Je devrais commencer par vous souhaiter la nouvelle année, mon cher marquis; mais j'ai vu si peu accomplir mes vœux, que je commence à n'en plus faire du tout. Je suis bien aise d'apprendre votre convalescence. Votre maladie aurait été une inquiétude de plus pour moi. J'en ai en vérité honnêtement, et plus que je n'en puis porter. Le projet des misérables qui ont voulu m'enlever est très-vrai, et qu'on les a laissés échapper est encore très-certain. C'est un effet de la bêtise de l'officier qui fut chargé de cette commission. Vous n'avez qu'à dire à Gotzkowsky que, tant qu'il ne fera rien contre les lois de l'État, il jouira de ma protection; mais que, s'il lui arrive d'introduire de l'argent infâme dans le pays, et qu'on le lui confisque, il n'a qu'à s'en prendre à lui-même.
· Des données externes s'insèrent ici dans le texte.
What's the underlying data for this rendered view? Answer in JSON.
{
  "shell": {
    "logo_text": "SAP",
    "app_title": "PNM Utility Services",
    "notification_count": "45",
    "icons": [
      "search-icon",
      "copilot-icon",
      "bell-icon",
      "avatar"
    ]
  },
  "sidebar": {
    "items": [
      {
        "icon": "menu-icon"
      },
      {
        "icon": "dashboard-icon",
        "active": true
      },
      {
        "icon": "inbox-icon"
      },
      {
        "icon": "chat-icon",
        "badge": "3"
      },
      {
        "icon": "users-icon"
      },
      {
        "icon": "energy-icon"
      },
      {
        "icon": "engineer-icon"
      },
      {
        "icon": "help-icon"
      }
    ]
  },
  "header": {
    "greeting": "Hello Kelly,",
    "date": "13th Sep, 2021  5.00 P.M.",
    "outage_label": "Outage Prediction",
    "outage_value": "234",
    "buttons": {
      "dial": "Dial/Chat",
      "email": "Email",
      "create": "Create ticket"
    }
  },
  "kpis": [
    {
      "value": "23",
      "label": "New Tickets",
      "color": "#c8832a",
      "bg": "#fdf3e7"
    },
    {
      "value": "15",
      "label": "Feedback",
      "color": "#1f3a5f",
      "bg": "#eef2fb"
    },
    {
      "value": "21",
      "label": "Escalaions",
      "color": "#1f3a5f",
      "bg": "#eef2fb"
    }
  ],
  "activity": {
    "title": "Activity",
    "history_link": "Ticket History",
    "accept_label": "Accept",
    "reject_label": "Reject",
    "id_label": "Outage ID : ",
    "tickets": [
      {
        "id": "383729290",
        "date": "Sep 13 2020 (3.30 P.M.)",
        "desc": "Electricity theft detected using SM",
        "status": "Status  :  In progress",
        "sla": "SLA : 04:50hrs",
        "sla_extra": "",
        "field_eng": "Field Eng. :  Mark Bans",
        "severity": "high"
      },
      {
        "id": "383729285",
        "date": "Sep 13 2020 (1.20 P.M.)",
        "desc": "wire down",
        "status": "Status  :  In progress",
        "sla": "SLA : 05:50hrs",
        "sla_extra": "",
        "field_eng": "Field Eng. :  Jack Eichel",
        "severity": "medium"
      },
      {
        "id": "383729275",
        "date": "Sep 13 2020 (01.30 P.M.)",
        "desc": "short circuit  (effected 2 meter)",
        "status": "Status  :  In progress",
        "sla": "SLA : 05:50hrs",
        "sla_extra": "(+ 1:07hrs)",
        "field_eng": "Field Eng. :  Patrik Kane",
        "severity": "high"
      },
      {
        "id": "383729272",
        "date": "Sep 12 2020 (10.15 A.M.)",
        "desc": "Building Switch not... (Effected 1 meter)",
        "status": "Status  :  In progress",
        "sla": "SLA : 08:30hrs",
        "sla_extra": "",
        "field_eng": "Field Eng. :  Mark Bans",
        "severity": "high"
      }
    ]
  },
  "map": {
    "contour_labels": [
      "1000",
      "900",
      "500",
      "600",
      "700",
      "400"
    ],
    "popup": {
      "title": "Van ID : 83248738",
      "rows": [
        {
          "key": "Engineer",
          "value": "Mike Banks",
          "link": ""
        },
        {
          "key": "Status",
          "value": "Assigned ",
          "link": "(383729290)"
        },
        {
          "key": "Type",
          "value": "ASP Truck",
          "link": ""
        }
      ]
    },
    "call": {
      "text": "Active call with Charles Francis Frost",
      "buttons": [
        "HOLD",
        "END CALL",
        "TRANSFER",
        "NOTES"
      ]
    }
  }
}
L'écolier de Tartini a perdu sa corde, mon cher; comment jouera-t-il?310-a Vous voyez que mes conjectures de l'hiver passé ont été moins trompeuses que les vôtres; avec tout l'esprit que vous avez, vous vous tromperez plutôt dans vos présages sur certains sujets où la routine sert plus que la pénétration. Catt doit aller à Berlin; il partira d'ici le 10 jan<277>vier. Il vous mettra au fait de bien des choses. Il vous montrera une Épître sur l'origine du mal,310-b une ode,310-c la Mort de l'empereur Othon310-d et celle de Caton.310-e Je vous avoue que l'on peut quitter le monde sans regret et même avec joie quand on se trouve dans des situations comme y sont de certaines gens, et lorsqu'on est persuadé de l'inconstance, de la fragilité des objets et des événements que nous désirons, et que l'on a appris à connaître toute la méchanceté et la turpitude de l'esprit humain. Je vous renvoie au Stoïcien, où je me suis assez étendu sur cela, et vous prie, mon cher marquis, de ne point changer de sentiments pour moi cette nouvelle année, et de compter sur mon amitié.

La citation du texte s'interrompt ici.